Since we have 4 threads and total array size is 10000000,
We want that
1st thread will sum 1 to 2500000
2nd thread will sum 2500001 to 5000000
3rd thread will sum 5000001 to 7500000
4th thread will sum 7500001 to 10000000
That's why we have passed the thread number as an argument to the worker function with help of a struct and the range of numbers to sum for a thread is
endpart=(thread_number)*(MAX_NO_OF_ELEMENTS/MAX_NO_OF_THREADS);
startpart=endpart-(MAX_NO_OF_ELEMENTS/MAX_NO_OF_THREADS);
This ensures that, though the threads will run concurrently, it will never break the data integrity, as it will never sum the same number multiple times. This has ensured that though the thread work on a shared data resource, they are independent of each other.
Finally, we have joined all the child threads before printing the final sum(total sum)
Below is the output for multiple runs. Now why I have run multiple times that I will cover on the conclusion part of this article.
Comparison Between the naïve implementation & multithreading implementation
Below is the output of two runs where the first one is the naïve one and the second one is the multithreaded implementation one.
While comparing I have commented out the printing additional statements in the worker function as that would take extra time otherwise.

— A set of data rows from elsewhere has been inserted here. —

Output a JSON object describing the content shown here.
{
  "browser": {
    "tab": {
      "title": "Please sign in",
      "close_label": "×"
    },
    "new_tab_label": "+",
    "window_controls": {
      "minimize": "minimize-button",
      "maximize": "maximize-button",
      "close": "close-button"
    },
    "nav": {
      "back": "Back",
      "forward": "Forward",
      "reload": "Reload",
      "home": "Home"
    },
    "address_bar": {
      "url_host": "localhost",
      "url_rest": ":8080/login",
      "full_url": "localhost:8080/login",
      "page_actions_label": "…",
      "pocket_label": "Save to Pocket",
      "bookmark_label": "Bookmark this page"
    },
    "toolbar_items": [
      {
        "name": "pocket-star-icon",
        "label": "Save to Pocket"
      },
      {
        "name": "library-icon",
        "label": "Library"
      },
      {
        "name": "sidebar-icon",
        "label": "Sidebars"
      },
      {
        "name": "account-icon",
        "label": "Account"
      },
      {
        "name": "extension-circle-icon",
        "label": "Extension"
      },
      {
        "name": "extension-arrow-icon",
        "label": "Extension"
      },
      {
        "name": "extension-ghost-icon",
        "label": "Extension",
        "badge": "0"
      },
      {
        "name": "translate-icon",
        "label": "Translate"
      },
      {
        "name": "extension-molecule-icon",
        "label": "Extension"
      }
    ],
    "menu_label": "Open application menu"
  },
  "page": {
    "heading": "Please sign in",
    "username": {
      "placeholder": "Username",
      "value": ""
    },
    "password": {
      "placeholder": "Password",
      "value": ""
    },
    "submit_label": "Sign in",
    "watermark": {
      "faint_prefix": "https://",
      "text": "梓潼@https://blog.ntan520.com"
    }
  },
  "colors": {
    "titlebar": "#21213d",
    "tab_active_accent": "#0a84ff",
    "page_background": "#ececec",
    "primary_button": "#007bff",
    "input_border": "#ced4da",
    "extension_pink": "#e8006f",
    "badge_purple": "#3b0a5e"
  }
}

Now, you can see that the naïve run has taken lesser time. So it seems that multithreading is not at all useful as it has taken more time. But that's not the case. Multithreading has additional timing because of the worker function call, thread creation, thread joining etc. Since, here the program was pretty simple and didn't require high computation, function calls, that's why the naïve implementation has taken less time here. But it won't be the case if you do high computations, such as operating on any large data where you don't need execution to happen sequentially. In such cases, multithreading is extremely useful as you can utilize your CPU properly.
Now let's come to the conclusion. Why I have made multiple runs? I have made multiple runs to show you the concurrency. If you see all three outputs minutely, you will find that the order of the printed statements are different which proves that the execution of threads has been different every time. It depends on your OS, how it manages thread execution. But one thing is common is the final result. That is because we have made sure that all child thread will finish their executions before printing the final sum. We are not bothered about the order of thread execution and they are independent, we just want all threads to finish their execution before we print our sum.
The output of run1:
Here, thread 2 has been started first, then 1, then 3 and then 4
The output of run2:
Here the thread starting order is 1, 2, 3, 4
The output of run 3:
Here, you can see that thread 2, 3, 4 has started all together, that's what we say concurrency.